Framing: 1 5/8" x 1 1/2" bent oak frames spaced 9"
Planking: 1 1/8" Port Orford Cedar
House: 1" Honduran Mahogany
Commissioned in 1941 for Vice Principal Robert J Handy of the Edison Technical School. It was built at the Edison School of Wooden Boat Building in Seattle, Washington, under the supervision of Senior Master Boat Builder Jim Chambers Sr. Shortly after completion the yacht was sold.
1st Owner: George T. Knight (1941 – 1960), Queen City Yacht Club. The yacht was documented “Tomara” after two of his children, (Thomas and Maria); the name remains to this day. Mr. Knight was an avid predicted log racer and Tomara competed in many interclub and international cruiser races - - we have a display board with dozens of class wins and place awards as well as participation plaques(see photo below) The yacht also participated in the Seattle Yacht Club Opening Day Festivities (1955) receiving a 1st Place Trophy. Mr. Knight was also a Commodore of the Queen City Yacht Club.
2nd Owner: T. Anderson (1960 – 1963), Tyee Yacht Club. Dr. Anderson passed shortly after acquiring “Tomara”.
3rd Owner: Merrill D. and Norma Moon (1963 – 1969), Tyee, Queen City, and Bremerton Yacht Clubs. The yacht participated in numerous activities sponsored by all three yacht clubs. During their tenure, “Tomara” cruised north beyond the reaches of Desolation Sound.

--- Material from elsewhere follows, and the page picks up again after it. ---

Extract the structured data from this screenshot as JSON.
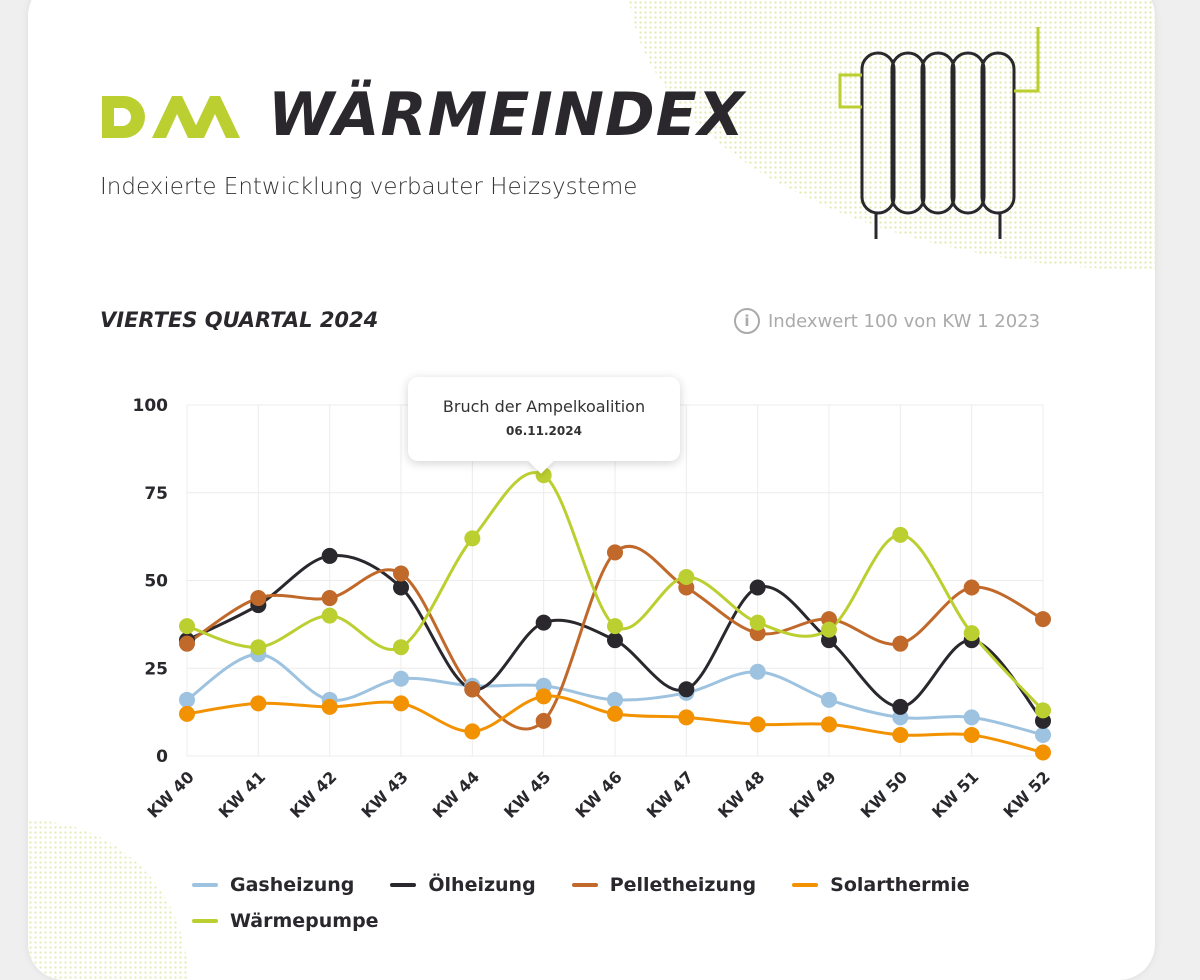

4th Owner: Dennis D. and Linda Hostvedt (1969 – 1997), Bremerton Yacht Club. Dennis purchased the yacht for his wife Linda, daughter of previous owners Merrill and Norma Moon. Dennis began a total restoration of “Tomara” in 1970. He added the flying bridge in 1973 with teak hand rails on the bridge deck, thoroughly renovated the interior cabinetry, hand-crafted mahogany hatches for the chain locker and rear cabin, re-wired the yacht, installed hydraulic steering, and replaced the 1957 Chris-Craft gasoline engine for a Pisces Marine Diesel Engine in 1980.
5th Owner: Dan and Lynda Mason (1997 – 2002), Bremerton Yacht Club. Dan completed the renovation of the vessel by installing electronics (including Radar), hot water heater and tank, holding tank, added a shower, new upholstery, carpet and décor. In 2000, the yacht was refastened from water-line to keel using 2,000 stainless steel screws and plugs. While cruising in British Columbia in August 2000, the Masons met up with Julian Matson in the vicinity of Nanaimo. Matson was the conduit to author / photographer Ron McClure and this introduction and follow-up written correspondence between McClure and Mason is how “Tomara” found its way into McClure’s 2002 book “Classic Wooden Motor Yachts”.
6th Owner: Doug and Debra Serrill (2002 – 2016), no known yacht club affiliation. “Tomara” was cruised annually into B.C., as far north as the Broughton Islands. Doug de-cluttered the helm station, reverting it to its classic appearance, with discreetly placed available electronic navigational aids, which included auto-pilot and Nobeltec navigation, as well repositioning the radar and depth sounder displays. Doug also fabricated the mahogany dinghy davits and built the custom strip plank Honduran Mahogany dinghy.
7th Owner: Paul and Teresa Sabin (2016 – Present), no yacht club affiliation. Paul with wife Teresa are Alaska small yacht veterans who look forward to many years as stewards and caretakers of “Tomara”. Upgrades to date include re-planking the transom, changing the exterior color, and replacing the laminate dinette table and refrigerator door with mahogany veneer. “Tomara” was recently selected “People Choice – Best Boat” in the 2017 LaConner Classic Car and Boat Show.